Между тем хлеба в стране нехватало. В прошлом, 1928 году на Украине и Кубани погибли озимые. И именно в эту пору впервые прозвучало слово «яровизация». Газеты оповестили о небывалой удаче полтавского крестьянина Дениса Лысенко, у которого озимая пшеница выросла за одно лето и принесла богатый урожай.
Открытие одесского ученого нашло поддержку правительства. Метод яровизации стал достоянием страны.
Новый метод ускорять созревание хлеба и повышать урожай породил между тем множество толков, сомнений и трудностей. Они росли, как сорняки, их было много, шли они густо.
— Обратите внимание, — шептались сторонники менделевского учения, — он все рассчитал, а вот с сеялкой-то не посоветовался. Проросшие семена не проходят через высевной аппарат.
— Ничего сложного, — иронизировали другие, — он найдет выход — предложит сеять вручную. Человек, который обходится без микроскопа, не остановится перед тем, чтобы отказаться от сеялки.
— Что еще скажут проверочные опыты, — продолжали надеяться противники. Они читали Платова и запомнили его правило: «Бодрствуй и не забывай не доверять…»
Лысенко начинает свои опыты снова.
— Тут что-то не так, — повторяет он про себя, — я чего-нибудь, должно быть, недосмотрел…
Снова замачиваются семена, снова их высевают, но на этот раз без корешков: они не успели еще прорасти, Несколько недель напряженного ожидания — и трудность разрешена. Зародышу, оказывается, достаточно только тронуться в рост, не пробивая семенной оболочки. Нет нужды так сильно проращивать семена.
Лысенко не ждет, пока другие начнут проверять результаты его опытов. Он сам приступает к этой задаче. Верный своему убеждению, что лучшим арбитром между ним и его делом может быть только природа — естественные условия полевого хозяйства, он пишет статьи в районные и областные газеты, описывает свой опыт и приглашает крестьян проверить его на полях. Эти честные труженики, искренние и правдивые, как природа, которая их окружает, подтвердят или отвергнут то, что он открыл на своих делянках. Тут не будет ошибок, возникающих обычно, когда в искусственных условиях оперируешь живым организмом. Он сам едет к ним, к своим будущим судьям, проверяет, советует и зорко следит, чтобы проверочный опыт на пшеничных полях не потерпел неудачи.

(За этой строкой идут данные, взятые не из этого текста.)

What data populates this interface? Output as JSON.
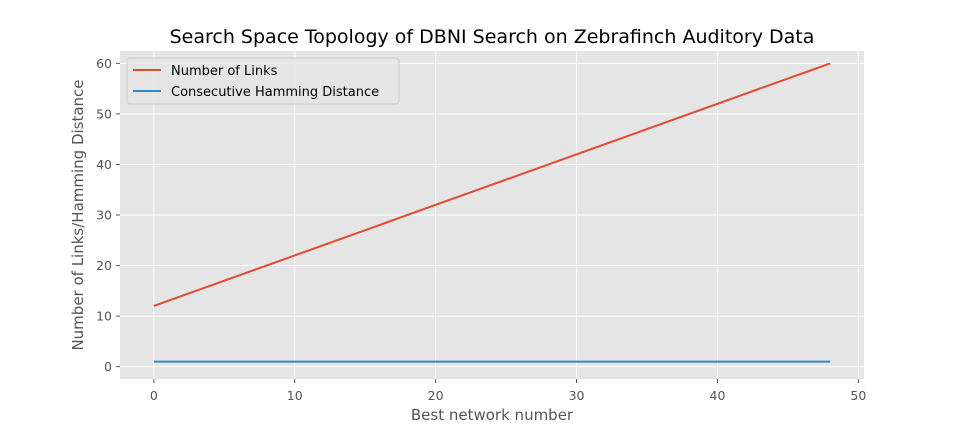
{
  "chart_data": {
    "type": "line",
    "title": "Search Space Topology of DBNI Search on Zebrafinch Auditory Data",
    "xlabel": "Best network number",
    "ylabel": "Number of Links/Hamming Distance",
    "xlim": [
      -2.4,
      50.4
    ],
    "ylim": [
      -2.45,
      62.45
    ],
    "xticks": [
      0,
      10,
      20,
      30,
      40,
      50
    ],
    "yticks": [
      0,
      10,
      20,
      30,
      40,
      50,
      60
    ],
    "grid": true,
    "legend_position": "upper-left",
    "series": [
      {
        "name": "Number of Links",
        "color": "#e24a33",
        "x": [
          0,
          48
        ],
        "y": [
          12,
          60
        ]
      },
      {
        "name": "Consecutive Hamming Distance",
        "color": "#348abd",
        "x": [
          0,
          48
        ],
        "y": [
          1,
          1
        ]
      }
    ],
    "colors": {
      "plot_background": "#e5e5e5",
      "grid": "#ffffff",
      "text": "#555555"
    }
  }
}
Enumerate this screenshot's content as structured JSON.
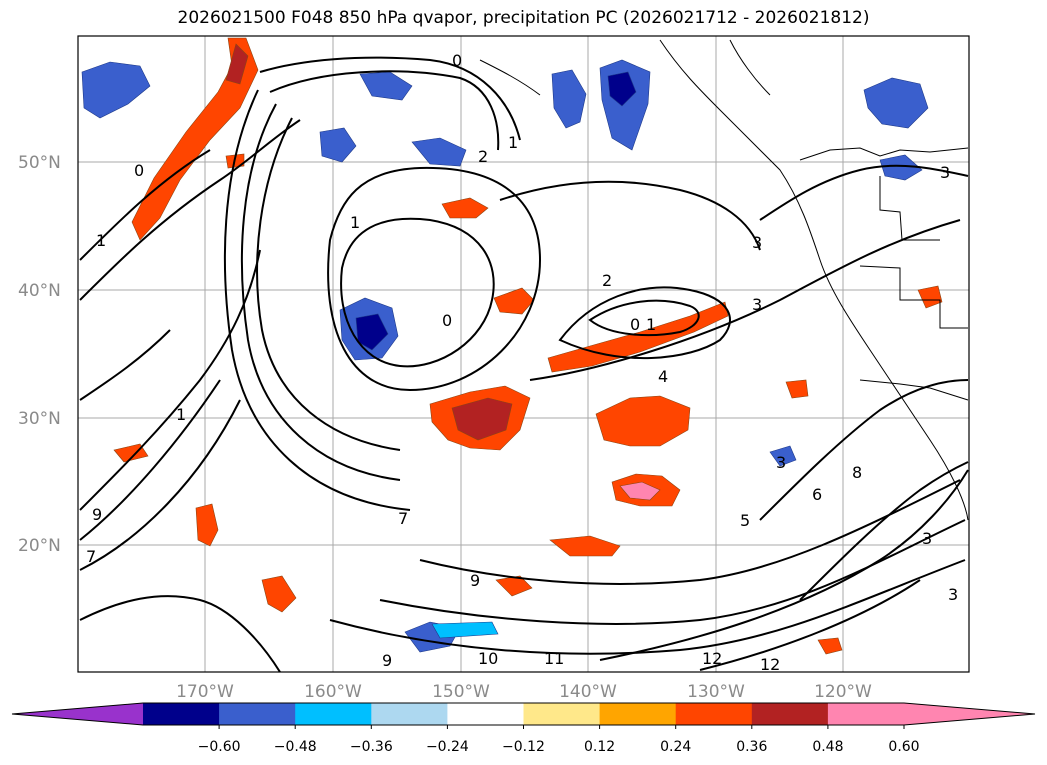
{
  "title": "2026021500 F048 850 hPa qvapor, precipitation PC (2026021712 - 2026021812)",
  "map": {
    "lat_labels": [
      "50°N",
      "40°N",
      "30°N",
      "20°N"
    ],
    "lon_labels": [
      "170°W",
      "160°W",
      "150°W",
      "140°W",
      "130°W",
      "120°W"
    ],
    "contour_labels": [
      "0",
      "1",
      "2",
      "1",
      "0",
      "2",
      "3",
      "0",
      "1",
      "4",
      "3",
      "6",
      "8",
      "9",
      "7",
      "10",
      "9",
      "11",
      "12",
      "12",
      "3",
      "3",
      "9",
      "7",
      "3",
      "1",
      "0",
      "5",
      "3",
      "1"
    ]
  },
  "colorbar": {
    "ticks": [
      "−0.60",
      "−0.48",
      "−0.36",
      "−0.24",
      "−0.12",
      "0.12",
      "0.24",
      "0.36",
      "0.48",
      "0.60"
    ],
    "colors": {
      "under": "#9932cc",
      "bins": [
        "#00008b",
        "#3a5fcd",
        "#00bfff",
        "#add8f0",
        "#ffffff",
        "#ffe88a",
        "#ffa500",
        "#ff4500",
        "#b22222",
        "#ff85b0"
      ],
      "over": "#ff85b0"
    }
  }
}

Арбитры оказались благодарными людьми, они засыпали исследователя письмами, посылали ему колосья — живое свидетельство их грядущего благополучия, благодарили и восхищались новым средством поднимать урожай. «Через всю ширь колхозных цветущих полей, — писали они, — шлем вам горячий привет».
Через несколько лет миллионы гектаров земли уже были засеяны этим так называемым яровизированным зерном. Десятки миллионов центнеров добавочного зерна принесло это открытие сельскому хозяйству страны.